Le durcissement de la législation sur la protection des non-fumeurs a été obtenu sous le premier gouvernement Orbán. La préparation du texte avait été pilotée par le secrétaire d'État à la Santé de l'époque, Miklós Szócska, qui affirme qu'il avait fallu travailler dans le plus grand secret, y compris au sein du parti, car le lobby du tabac a tout fait pour torpiller la réforme.

Ce qu'il faut retenir

  • Une nouvelle étude révèle qu'au cours de la dernière décennie, plusieurs dizaines de milliers de personnes en Hongrie auraient échappé à un cancer du poumon ou à d'autres maladies liées au tabagisme.
  • Le durcissement de la législation sur la protection des non-fumeurs a été obtenu sous le premier gouvernement Orbán.
  • Les chercheurs du groupe de recherche HUN-CANCER EPI ont analysé une grande quantité de données et ont constaté que, chez les personnes d’âge moyen, le nombre de cas de cancer liés au tabagisme avait diminué de moitié entre 2011 et 2023.

Les effets de la loi

Les effets de cette loi sont encore plus frappants dans certaines tranches d’âge, où la quasi-disparition du tabagisme passif s'est traduite par des bénéfices sanitaires particulièrement importants, selon Krisztina Bogos, directrice générale de l’Institut national de pneumologie Korányi. « Nous avons constaté que la mortalité chez les personnes âgées de 50 à 59 ans avait baissé de 60 % entre 2011 et 2023. Mais ce qui est encore plus encourageant, c’est que le nombre de nouveaux cas a également diminué », a-t-elle expliqué.

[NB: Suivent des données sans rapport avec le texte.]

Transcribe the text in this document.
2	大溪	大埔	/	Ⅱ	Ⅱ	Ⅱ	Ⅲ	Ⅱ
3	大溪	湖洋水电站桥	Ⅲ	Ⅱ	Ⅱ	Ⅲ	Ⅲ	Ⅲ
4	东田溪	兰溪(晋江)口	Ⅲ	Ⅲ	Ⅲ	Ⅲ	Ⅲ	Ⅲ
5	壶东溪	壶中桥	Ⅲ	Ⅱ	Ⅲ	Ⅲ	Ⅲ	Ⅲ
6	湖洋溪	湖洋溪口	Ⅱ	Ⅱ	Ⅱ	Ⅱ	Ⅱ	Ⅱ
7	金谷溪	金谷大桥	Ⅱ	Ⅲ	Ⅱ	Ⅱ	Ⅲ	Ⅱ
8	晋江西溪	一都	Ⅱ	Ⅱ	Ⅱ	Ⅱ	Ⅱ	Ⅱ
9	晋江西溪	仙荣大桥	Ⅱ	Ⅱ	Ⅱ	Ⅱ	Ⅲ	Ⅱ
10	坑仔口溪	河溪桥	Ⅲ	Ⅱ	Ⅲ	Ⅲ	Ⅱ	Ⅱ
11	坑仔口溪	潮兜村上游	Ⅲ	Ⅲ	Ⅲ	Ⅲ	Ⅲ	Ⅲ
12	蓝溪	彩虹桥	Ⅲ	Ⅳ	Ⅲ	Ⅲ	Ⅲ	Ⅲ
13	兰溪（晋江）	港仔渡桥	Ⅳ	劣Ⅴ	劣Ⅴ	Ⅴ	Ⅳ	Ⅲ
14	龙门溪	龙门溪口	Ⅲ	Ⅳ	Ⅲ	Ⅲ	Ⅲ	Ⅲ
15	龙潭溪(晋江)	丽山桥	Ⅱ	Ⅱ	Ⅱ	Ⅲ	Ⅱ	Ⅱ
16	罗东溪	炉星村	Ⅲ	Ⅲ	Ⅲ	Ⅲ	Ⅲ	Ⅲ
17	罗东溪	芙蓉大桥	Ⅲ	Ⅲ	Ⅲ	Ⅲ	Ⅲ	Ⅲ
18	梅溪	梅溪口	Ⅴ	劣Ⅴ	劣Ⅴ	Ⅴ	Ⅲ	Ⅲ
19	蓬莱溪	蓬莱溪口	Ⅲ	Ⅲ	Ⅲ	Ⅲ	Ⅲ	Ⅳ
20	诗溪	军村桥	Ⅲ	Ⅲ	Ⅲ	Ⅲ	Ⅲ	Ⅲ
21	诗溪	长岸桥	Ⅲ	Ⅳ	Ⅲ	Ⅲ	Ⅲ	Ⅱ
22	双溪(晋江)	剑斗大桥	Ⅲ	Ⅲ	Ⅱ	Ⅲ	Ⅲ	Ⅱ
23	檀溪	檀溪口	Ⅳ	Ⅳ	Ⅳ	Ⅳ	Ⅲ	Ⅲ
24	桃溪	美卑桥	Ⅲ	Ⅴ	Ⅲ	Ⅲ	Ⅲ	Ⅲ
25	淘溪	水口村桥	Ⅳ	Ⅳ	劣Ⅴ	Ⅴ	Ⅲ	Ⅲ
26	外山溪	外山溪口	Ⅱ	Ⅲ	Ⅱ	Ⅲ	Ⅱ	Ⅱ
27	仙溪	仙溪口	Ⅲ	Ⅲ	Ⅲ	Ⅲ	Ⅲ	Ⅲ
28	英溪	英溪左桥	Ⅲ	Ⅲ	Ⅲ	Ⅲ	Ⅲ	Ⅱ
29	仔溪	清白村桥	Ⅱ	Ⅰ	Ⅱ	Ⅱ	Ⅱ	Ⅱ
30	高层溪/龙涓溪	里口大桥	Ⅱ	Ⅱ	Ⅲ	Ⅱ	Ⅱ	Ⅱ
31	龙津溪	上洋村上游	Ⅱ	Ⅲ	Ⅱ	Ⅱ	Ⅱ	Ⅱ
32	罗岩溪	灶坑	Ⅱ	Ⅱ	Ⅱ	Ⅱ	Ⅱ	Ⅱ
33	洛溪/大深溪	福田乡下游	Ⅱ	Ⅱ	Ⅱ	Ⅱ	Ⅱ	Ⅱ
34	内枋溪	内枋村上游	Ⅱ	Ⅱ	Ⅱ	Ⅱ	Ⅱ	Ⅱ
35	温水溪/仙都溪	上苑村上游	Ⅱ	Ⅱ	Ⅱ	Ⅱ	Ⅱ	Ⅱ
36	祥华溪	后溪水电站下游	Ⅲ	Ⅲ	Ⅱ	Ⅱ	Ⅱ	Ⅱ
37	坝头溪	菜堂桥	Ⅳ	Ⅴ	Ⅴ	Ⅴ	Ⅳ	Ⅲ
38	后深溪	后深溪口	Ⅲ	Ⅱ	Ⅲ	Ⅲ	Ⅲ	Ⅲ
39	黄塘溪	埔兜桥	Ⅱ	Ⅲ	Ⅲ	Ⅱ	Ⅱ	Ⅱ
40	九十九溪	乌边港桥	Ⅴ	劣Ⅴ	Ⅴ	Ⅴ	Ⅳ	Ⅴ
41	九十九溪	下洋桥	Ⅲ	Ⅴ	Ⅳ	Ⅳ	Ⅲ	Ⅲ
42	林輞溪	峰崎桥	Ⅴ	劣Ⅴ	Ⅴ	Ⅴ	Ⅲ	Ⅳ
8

Ces maladies étaient, autrefois, bien plus fréquentes chez les hommes. Aujourd'hui, il n'existe pratiquement plus de différence entre les deux sexes. La loi a également permis de réduire les cas de cancer de la tête et du cou, du larynx et de l’œsophage, qui sont tous étroitement liés au tabagisme.

Les limites de la loi

Mais si les législateurs hongrois ont peut-être remporté une bataille, ils n'ont pas encore gagné la guerre. Car la hausse des prix et le durcissement de la réglementation n’ont pas éliminé le tabagisme : ils l’ont simplement transformé. De nombreux jeunes se sont tournés vers des produits à tabac chauffé, devenu très tendance, ainsi que vers les cigarettes électroniques aromatisées, qui exploitent les failles de la législation.

Ces produits sont tout aussi nocifs que le tabac traditionnel, pour ceux qui les consomment et pour les personnes qui les entourent. Il est donc important de continuer à lutter contre le tabagisme et de trouver des solutions pour réduire son impact sur la santé publique.

Et maintenant ?

Les autorités hongroises devraient continuer à surveiller l'évolution du tabagisme et à adapter leur politique pour répondre aux nouveaux défis. Il est également important de sensibiliser la population aux risques du tabagisme et de promouvoir des alternatives saines.

En conclusion, la loi hongroise sur le tabac a permis de réduire les cas de cancer liés au tabagisme, mais il est important de continuer à lutter contre ce fléau pour protéger la santé publique. Les autorités devraient poursuivre leurs efforts pour réduire le tabagisme et promouvoir des alternatives saines.